I really need to say more about this piece. Michael Joyce is a true creative writer, both in his exploration of the language as well as in its method of presentation, in this case, hypertext narrative.
When it is cold enough, perfectly incredibly cold, the trees moan and roar all the night. And in the summer, ha! then it is all sex with them, seeds by the thousands, the air full of sex, spermy light, and the scent of pollen everywhere…They assert their ascendency, trees do, just look at that place out west, what’s its name? Mount-Something-or-other, where the volcano sheared the mountain top? they grow in moon dust there, in the sterility of ash, don’t you see? (p. ?)

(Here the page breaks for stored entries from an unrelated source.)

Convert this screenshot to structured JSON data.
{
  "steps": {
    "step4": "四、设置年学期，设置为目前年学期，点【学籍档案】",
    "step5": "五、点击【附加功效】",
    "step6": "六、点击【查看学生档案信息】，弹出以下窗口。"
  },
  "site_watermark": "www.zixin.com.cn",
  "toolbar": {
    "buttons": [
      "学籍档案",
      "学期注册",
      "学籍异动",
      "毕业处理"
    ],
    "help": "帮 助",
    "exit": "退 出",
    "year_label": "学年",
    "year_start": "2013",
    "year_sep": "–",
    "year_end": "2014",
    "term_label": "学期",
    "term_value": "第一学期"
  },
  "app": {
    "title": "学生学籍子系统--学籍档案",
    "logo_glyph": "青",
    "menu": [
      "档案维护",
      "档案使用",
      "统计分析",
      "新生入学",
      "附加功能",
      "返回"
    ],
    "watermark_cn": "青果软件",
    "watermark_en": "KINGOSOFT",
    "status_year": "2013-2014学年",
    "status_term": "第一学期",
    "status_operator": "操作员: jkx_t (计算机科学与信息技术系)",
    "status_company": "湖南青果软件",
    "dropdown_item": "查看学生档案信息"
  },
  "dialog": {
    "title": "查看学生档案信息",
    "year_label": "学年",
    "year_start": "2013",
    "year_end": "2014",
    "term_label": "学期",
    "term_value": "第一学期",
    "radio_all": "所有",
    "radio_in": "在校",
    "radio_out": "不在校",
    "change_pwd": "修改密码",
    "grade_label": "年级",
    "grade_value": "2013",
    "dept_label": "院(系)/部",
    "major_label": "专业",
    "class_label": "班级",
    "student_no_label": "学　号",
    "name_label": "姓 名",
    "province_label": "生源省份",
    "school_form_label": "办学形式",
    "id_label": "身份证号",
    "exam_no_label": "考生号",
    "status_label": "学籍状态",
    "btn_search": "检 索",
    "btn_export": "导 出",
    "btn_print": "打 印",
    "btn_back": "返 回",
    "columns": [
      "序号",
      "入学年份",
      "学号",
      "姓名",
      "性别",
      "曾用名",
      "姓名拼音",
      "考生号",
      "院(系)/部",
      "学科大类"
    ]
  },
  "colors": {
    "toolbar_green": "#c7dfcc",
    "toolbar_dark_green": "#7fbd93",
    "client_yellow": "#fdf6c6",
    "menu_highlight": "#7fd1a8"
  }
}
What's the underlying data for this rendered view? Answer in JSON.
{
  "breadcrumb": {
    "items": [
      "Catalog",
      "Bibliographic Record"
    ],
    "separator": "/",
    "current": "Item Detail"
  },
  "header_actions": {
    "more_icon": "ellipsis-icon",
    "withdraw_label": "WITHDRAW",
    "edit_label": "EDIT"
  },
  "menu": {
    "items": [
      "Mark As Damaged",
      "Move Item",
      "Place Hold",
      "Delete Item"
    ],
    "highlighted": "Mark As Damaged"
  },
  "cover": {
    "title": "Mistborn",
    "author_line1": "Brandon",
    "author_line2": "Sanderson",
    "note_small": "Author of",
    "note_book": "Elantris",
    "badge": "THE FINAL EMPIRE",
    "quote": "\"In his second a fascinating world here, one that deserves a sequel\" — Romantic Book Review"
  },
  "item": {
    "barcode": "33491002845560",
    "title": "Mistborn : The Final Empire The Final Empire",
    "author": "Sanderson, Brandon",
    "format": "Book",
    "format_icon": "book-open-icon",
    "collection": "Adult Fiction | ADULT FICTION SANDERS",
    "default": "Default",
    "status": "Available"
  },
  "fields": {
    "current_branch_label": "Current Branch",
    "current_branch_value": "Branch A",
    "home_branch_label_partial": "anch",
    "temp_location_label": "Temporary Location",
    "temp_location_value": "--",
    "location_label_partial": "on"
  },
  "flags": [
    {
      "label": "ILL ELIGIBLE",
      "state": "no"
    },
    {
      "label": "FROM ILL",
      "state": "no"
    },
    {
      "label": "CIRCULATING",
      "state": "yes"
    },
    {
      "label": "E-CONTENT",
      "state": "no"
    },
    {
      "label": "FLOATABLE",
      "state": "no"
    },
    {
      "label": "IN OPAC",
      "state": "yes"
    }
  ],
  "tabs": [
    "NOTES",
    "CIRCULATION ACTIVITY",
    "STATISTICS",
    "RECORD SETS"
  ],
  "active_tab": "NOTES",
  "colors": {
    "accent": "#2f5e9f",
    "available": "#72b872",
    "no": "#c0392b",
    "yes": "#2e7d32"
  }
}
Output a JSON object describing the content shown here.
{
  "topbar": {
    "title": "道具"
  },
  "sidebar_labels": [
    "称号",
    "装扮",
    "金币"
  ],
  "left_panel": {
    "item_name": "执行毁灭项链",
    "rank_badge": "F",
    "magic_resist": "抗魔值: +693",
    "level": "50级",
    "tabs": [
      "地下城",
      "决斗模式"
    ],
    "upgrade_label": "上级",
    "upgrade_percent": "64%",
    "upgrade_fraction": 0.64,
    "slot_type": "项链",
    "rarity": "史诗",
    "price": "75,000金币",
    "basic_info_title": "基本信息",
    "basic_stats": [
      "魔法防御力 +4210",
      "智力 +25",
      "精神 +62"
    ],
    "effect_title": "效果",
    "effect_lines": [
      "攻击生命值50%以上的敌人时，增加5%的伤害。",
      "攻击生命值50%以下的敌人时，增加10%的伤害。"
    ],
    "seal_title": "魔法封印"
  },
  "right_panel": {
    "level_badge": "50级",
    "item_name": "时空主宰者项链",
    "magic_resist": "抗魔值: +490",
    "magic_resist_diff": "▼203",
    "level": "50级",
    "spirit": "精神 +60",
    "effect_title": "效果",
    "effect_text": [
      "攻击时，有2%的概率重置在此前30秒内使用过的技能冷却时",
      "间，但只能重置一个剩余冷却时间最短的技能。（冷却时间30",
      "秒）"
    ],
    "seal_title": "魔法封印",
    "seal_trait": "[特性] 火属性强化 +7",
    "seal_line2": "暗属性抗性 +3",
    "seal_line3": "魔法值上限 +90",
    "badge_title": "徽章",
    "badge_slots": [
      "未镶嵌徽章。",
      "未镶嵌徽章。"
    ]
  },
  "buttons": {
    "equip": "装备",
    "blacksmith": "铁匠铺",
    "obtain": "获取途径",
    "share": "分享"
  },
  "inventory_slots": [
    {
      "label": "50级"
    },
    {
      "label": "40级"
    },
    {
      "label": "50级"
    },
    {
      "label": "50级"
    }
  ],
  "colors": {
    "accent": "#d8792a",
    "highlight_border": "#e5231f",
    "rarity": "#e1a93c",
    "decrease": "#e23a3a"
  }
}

Interesting; just clicked off into a strange world that I hadn’t seen before–just when I’d thought I’d seen it all.
And what I’m learning is not just about the form of the medium, but of myself as reader. Despite the story, the beauty of the words, the interest of the changes I can–yet can’t–control, I’m still not yet taken with this text only interactivity. For one thing, I found that the reader’s control is still limited to wherever the author allows him to go, and of course, just as in straight text, interpretation opening roads beyond. But I personally found myself wondering and conjuring less because my thinking time was being usurped by this business of clicking. Often I got very into the narrative only to to stand bewildered in a strange scenario; the feeling of walking off the stage and onto one adjoining where Shakespeare and Cats were playing side by side.
It is me. I like continuity unless I’m playing pinball. Not quite that bad; when I’m involved in great story, I don’t want to lose the thread.